Why do we change partners? If you prefer, we can turn over the question: why do not we change partners?


You change. On the one hand, we change to find "the right one", for a sense of independence - right or wrong - and even the evolution of inheritance (because, say the anthropologists, we are serial monogamous). For some, there are times in life when falling in love would be unfortunate, because falling in love is a challenging experience, absorbs a lot of energy and could detract from personal goals that at the moment does not contemplate the couple.

It does not change. On the other hand, if we decide not to change partners is stable because the couple does live better, reduces stress, and even allows new challenges because it prolongs life. There are times when you feel that life has settled, and that falling in love and married life can be an accomplishment that makes life even better.

Here is what you probably do (or think with impunity be able to do) "those that yes" and "those who no": not for avviarvi the best strategy (God forbid! You already know very well how to get by), but to enable you to recognize all possible signals the precise path he wants to take the other!

How NOT to fall in love

How to fall in love

If your first kiss or worse, the first chat function, you have to go to the chase as soon as possible, avoiding emotional implications.

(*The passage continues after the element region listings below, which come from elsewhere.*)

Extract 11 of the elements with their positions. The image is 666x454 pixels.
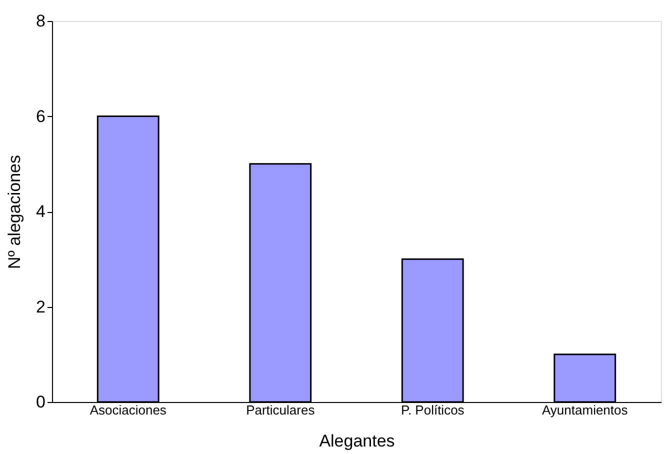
x-tick-label: P. Políticos bbox=[400, 402, 465, 418]
y-tick-label: 8 bbox=[36, 12, 46, 30]
x-tick-label: Particulares bbox=[246, 402, 316, 418]
y-axis-title: Nº alegaciones bbox=[5, 155, 24, 269]
x-tick-label: Asociaciones bbox=[90, 402, 167, 418]
x-tick-label: Ayuntamientos bbox=[542, 402, 628, 418]
y-tick-label: 6 bbox=[36, 106, 46, 126]
y-tick-label: 4 bbox=[36, 202, 46, 221]
y-tick-label: 0 bbox=[36, 392, 46, 412]
y-tick-label: 2 bbox=[36, 297, 46, 316]
x-axis-title: Alegantes bbox=[319, 432, 395, 450]
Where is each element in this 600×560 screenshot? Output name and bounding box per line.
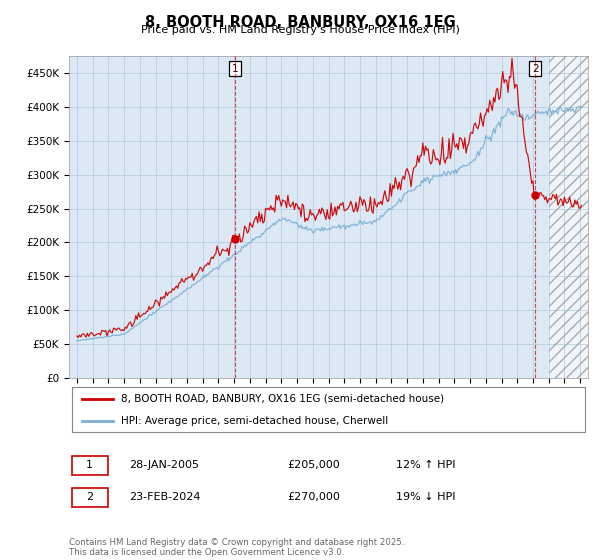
Text: 8, BOOTH ROAD, BANBURY, OX16 1EG: 8, BOOTH ROAD, BANBURY, OX16 1EG [145,15,455,30]
Text: £270,000: £270,000 [287,492,340,502]
Text: 2: 2 [532,64,539,74]
Text: HPI: Average price, semi-detached house, Cherwell: HPI: Average price, semi-detached house,… [121,416,388,426]
FancyBboxPatch shape [71,488,108,507]
Text: Contains HM Land Registry data © Crown copyright and database right 2025.
This d: Contains HM Land Registry data © Crown c… [69,538,404,557]
Text: 12% ↑ HPI: 12% ↑ HPI [396,460,455,470]
Text: Price paid vs. HM Land Registry's House Price Index (HPI): Price paid vs. HM Land Registry's House … [140,25,460,35]
Text: 1: 1 [232,64,239,74]
Text: 23-FEB-2024: 23-FEB-2024 [128,492,200,502]
Text: 8, BOOTH ROAD, BANBURY, OX16 1EG (semi-detached house): 8, BOOTH ROAD, BANBURY, OX16 1EG (semi-d… [121,394,444,404]
Text: 28-JAN-2005: 28-JAN-2005 [128,460,199,470]
Text: £205,000: £205,000 [287,460,340,470]
Text: 2: 2 [86,492,94,502]
FancyBboxPatch shape [71,456,108,475]
FancyBboxPatch shape [71,387,586,432]
Text: 1: 1 [86,460,93,470]
Bar [548,56,588,378]
Bar [548,56,588,378]
Text: 19% ↓ HPI: 19% ↓ HPI [396,492,455,502]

Never twice in a row with the same person, and certainly not three in a month. Minimize pampering pre and post intercourse to reduce the production of oxytocin, a hormone that promotes the binding. Please allow time between meetings, inframmezzandoli with those with other partners.

Avoid looking the other person in the eyes, the nose is a great substitute. Avoid sharing personal information: the bond begins with empathy.

Dating together and isolate themselves only for the time needed to effusions, no friendship on Facebook.

If others want to learn more, to mention children and marriage may favor their escape.

Look for a free person, who does not need to be constantly in the spotlight, or reassured, and be responsive to their "love map" (physical appearance, "brain", ideal world, interests).

Watching each other's eyes, smiling (lit areas of the brain associated with well-being and intimacy) if the pupils dilate, it is reciprocated.

To imitate the other's body language: body posture, tone of voice, speed of speech; This "mirroring" increases the feeling of closeness.

Talk about personal details and hear each other at least half an hour, then keep quiet and look into his eyes for four minutes: some psychologists are "34 decisive minutes."

Making love with the same person as often as possible: oxytocin produced helps to tighten the bond.